Ces livres sont une fenêtre ouverte sur ce que les gens mangeaient chez eux, de manière brute et transparente.

Errieda du ToitAuteure de « Share »

Ces livres communautaires publiés il y a un demi-siècle sont mis à jour au fil des éditions mais l’essence même des recettes reste d’actualité. « Ces livres sont précieux, ce sont des références, ils sont une fenêtre ouverte sur ce que les gens mangeaient chez eux, de manière brute et transparente […] à la différence des livres de recettes commerciaux avec leurs belles images, leur intérêt pour la mode et le ‘bon goût’ », développe Errieda du Toit.

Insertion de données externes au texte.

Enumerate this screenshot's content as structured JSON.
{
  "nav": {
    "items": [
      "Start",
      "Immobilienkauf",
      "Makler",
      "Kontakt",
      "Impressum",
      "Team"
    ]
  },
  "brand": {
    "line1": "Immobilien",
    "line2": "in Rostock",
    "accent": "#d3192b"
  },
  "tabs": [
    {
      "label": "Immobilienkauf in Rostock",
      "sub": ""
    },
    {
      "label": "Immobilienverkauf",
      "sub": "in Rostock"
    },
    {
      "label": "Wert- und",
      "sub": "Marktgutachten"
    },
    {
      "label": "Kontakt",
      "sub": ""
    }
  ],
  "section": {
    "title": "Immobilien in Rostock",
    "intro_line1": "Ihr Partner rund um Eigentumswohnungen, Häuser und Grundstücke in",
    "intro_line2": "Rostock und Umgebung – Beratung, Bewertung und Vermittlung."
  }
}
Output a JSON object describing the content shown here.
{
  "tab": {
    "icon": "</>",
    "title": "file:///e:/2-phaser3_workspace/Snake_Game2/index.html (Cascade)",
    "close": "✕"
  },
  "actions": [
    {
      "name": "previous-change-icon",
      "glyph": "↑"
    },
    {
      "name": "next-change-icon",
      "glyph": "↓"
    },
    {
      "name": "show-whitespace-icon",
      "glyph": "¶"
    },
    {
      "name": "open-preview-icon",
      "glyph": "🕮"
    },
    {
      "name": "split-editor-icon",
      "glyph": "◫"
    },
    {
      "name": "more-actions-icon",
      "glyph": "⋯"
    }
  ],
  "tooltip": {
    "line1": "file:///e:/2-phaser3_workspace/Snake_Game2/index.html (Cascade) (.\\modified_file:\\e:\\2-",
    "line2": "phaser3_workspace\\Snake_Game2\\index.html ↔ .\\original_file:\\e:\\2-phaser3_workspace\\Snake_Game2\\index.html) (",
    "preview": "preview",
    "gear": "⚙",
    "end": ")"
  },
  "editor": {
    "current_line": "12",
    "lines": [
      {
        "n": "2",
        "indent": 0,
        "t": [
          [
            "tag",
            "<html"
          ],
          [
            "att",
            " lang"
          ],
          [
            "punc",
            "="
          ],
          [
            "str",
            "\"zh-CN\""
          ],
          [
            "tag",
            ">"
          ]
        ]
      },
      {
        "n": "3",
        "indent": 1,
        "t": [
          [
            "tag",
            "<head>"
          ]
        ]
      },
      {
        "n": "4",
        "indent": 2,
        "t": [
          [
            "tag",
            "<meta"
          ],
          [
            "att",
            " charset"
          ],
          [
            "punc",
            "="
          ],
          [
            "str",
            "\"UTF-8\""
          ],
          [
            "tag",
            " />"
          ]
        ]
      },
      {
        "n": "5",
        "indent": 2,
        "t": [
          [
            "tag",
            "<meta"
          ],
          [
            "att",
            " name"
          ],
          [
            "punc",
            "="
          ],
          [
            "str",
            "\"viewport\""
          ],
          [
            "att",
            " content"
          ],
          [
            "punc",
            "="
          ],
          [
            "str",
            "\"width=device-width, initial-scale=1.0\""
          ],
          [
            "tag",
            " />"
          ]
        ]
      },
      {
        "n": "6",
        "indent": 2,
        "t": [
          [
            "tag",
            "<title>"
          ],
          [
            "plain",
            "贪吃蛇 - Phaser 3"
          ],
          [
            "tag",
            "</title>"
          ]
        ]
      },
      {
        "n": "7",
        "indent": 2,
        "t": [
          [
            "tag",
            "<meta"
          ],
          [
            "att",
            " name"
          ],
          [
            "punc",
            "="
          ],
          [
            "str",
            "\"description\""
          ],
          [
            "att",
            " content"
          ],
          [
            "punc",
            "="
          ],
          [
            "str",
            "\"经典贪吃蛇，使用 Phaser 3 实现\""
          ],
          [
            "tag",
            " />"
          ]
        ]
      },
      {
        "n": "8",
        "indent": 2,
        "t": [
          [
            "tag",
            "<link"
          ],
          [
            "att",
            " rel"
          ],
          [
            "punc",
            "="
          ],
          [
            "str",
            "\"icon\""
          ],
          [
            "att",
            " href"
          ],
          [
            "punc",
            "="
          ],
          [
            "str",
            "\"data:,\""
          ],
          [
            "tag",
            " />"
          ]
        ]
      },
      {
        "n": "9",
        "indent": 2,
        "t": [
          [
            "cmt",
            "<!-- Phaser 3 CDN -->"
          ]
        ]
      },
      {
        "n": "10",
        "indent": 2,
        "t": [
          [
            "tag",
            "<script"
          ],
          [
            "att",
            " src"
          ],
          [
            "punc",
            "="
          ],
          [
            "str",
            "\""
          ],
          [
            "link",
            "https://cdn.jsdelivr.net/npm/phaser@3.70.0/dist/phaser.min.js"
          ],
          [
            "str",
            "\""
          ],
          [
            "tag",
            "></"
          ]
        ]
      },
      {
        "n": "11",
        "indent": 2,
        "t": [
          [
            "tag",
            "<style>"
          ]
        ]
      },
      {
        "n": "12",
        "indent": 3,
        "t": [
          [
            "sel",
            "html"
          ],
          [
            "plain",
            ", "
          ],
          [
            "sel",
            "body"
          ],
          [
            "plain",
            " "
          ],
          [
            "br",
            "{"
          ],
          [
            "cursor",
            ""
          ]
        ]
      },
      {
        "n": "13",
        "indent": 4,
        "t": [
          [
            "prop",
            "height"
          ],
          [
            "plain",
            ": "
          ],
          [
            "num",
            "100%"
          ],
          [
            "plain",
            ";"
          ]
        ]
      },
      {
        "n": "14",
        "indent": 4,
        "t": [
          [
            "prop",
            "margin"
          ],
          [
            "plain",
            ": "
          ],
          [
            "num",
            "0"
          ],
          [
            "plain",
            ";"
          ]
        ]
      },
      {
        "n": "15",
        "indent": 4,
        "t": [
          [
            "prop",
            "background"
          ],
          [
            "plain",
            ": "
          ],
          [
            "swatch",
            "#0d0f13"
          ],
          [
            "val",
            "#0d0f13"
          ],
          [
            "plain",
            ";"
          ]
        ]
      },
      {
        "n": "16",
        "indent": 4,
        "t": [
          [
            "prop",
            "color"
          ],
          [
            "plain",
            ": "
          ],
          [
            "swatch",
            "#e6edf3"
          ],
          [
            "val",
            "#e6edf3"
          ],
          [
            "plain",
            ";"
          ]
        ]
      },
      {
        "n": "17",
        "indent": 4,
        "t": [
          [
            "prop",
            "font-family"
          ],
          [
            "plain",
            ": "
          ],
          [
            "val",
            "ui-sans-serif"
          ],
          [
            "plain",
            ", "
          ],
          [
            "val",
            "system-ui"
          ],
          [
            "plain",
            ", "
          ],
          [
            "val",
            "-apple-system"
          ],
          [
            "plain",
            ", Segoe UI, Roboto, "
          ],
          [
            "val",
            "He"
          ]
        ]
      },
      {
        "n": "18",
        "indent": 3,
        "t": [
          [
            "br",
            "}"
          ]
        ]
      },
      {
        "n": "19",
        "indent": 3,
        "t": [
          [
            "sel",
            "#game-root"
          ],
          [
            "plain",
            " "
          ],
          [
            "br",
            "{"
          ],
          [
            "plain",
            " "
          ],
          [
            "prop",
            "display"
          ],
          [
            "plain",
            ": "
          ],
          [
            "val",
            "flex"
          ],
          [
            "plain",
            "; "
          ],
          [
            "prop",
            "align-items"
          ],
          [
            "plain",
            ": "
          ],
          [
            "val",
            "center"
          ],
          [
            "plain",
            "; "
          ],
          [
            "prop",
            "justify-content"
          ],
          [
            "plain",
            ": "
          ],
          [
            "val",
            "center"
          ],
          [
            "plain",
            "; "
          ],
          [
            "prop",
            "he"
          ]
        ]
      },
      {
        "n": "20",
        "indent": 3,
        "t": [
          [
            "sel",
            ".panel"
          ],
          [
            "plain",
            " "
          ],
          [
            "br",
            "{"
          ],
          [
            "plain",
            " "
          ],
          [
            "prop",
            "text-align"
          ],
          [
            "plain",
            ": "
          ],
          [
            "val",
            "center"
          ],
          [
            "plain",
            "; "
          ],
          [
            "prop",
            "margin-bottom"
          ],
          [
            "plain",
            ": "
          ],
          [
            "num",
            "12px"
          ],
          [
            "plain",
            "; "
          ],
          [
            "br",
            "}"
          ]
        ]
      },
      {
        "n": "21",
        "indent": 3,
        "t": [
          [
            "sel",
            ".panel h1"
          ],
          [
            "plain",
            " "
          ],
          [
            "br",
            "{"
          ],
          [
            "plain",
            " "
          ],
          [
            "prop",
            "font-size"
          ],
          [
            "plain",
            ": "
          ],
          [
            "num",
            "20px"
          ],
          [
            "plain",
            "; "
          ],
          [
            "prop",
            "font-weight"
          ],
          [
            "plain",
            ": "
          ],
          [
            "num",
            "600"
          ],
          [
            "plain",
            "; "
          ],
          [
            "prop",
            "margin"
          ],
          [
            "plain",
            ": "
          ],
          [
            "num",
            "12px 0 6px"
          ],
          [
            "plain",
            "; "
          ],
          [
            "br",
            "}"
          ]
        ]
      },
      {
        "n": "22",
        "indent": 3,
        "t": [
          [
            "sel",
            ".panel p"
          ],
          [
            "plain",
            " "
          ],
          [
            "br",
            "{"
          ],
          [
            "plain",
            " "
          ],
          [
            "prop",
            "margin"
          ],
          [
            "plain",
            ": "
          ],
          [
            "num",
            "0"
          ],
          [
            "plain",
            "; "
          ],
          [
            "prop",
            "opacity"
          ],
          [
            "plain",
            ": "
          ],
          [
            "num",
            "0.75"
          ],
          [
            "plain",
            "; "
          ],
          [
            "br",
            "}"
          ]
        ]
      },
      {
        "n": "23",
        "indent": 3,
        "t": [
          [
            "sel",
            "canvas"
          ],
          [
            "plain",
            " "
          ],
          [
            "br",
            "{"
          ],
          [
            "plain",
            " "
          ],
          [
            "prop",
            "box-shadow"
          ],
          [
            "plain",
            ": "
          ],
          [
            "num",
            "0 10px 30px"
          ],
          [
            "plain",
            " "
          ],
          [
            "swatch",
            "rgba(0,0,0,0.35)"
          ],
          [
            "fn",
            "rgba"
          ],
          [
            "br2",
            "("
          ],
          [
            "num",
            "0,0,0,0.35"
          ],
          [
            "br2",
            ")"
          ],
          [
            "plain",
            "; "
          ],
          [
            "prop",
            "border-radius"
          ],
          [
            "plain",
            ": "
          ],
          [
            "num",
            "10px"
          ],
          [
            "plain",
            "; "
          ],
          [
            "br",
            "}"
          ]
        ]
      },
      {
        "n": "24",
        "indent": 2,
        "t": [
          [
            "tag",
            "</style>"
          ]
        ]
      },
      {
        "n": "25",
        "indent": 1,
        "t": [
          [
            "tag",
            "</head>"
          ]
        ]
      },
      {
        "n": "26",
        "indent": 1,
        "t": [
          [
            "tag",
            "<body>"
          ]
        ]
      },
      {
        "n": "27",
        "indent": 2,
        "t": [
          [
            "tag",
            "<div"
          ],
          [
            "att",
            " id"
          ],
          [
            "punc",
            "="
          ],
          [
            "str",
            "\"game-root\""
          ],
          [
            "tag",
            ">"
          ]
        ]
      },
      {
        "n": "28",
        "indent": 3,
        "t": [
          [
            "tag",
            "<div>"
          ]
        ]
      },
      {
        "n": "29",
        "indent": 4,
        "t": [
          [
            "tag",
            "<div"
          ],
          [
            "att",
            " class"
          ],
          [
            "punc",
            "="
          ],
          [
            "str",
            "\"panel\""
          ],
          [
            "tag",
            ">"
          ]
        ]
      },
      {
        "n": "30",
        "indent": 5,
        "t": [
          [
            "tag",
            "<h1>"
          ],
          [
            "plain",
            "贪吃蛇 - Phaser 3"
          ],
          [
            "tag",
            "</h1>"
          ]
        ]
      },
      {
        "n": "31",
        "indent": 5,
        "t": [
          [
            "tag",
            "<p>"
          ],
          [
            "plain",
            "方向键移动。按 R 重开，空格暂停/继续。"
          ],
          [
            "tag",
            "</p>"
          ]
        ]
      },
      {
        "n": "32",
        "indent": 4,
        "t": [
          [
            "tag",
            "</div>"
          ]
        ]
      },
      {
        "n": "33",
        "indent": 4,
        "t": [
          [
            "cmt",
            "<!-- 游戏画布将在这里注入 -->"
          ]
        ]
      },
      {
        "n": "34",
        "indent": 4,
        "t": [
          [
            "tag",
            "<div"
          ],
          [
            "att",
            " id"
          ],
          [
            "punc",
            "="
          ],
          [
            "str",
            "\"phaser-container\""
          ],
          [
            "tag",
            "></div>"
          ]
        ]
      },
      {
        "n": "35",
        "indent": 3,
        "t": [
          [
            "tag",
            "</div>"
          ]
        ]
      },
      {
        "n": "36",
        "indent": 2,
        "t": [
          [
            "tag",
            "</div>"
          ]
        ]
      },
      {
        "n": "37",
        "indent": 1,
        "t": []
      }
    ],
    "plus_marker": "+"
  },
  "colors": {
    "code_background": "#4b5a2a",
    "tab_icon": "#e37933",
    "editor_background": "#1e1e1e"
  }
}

Avec Share: A Century of South African Community Recipes, son dixième livre, Errieda du Toit pense avoir  « donné une voix à des générations de femmes » et apporté ses lettres de noblesse à un genre – les livres communautaires – ignoré. Elle même possède une collection de 2 000 livres de recettes (manuscrits et livrets compris), dont The Paarl Cookery Book in Aid of War Funds, publié en 1918 pour lever des fonds au profit de la Croix-Rouge.

Dans son livre, Errieda du Toit invite à se replonger dans les recettes de ces femmes qui ont mis leurs connaissances de la cuisine en commun. « C’est précisément maintenant, à l’ère des chefs célèbres et de l’accès sans précédent aux recettes en ligne et à la télévision, que nous sommes à la recherche de réconfort, de stabilité et de sagesse », professe-t-elle.

Cette nostalgie qui traverse les livres de recettes sud-africains détone avec les menus qui sont proposés dans les restaurants du Cap ou de Johannesburg : pizza, pâtes, hamburger, steaks… comme si la cuisine traditionnelle n’avait plus sa place à la carte.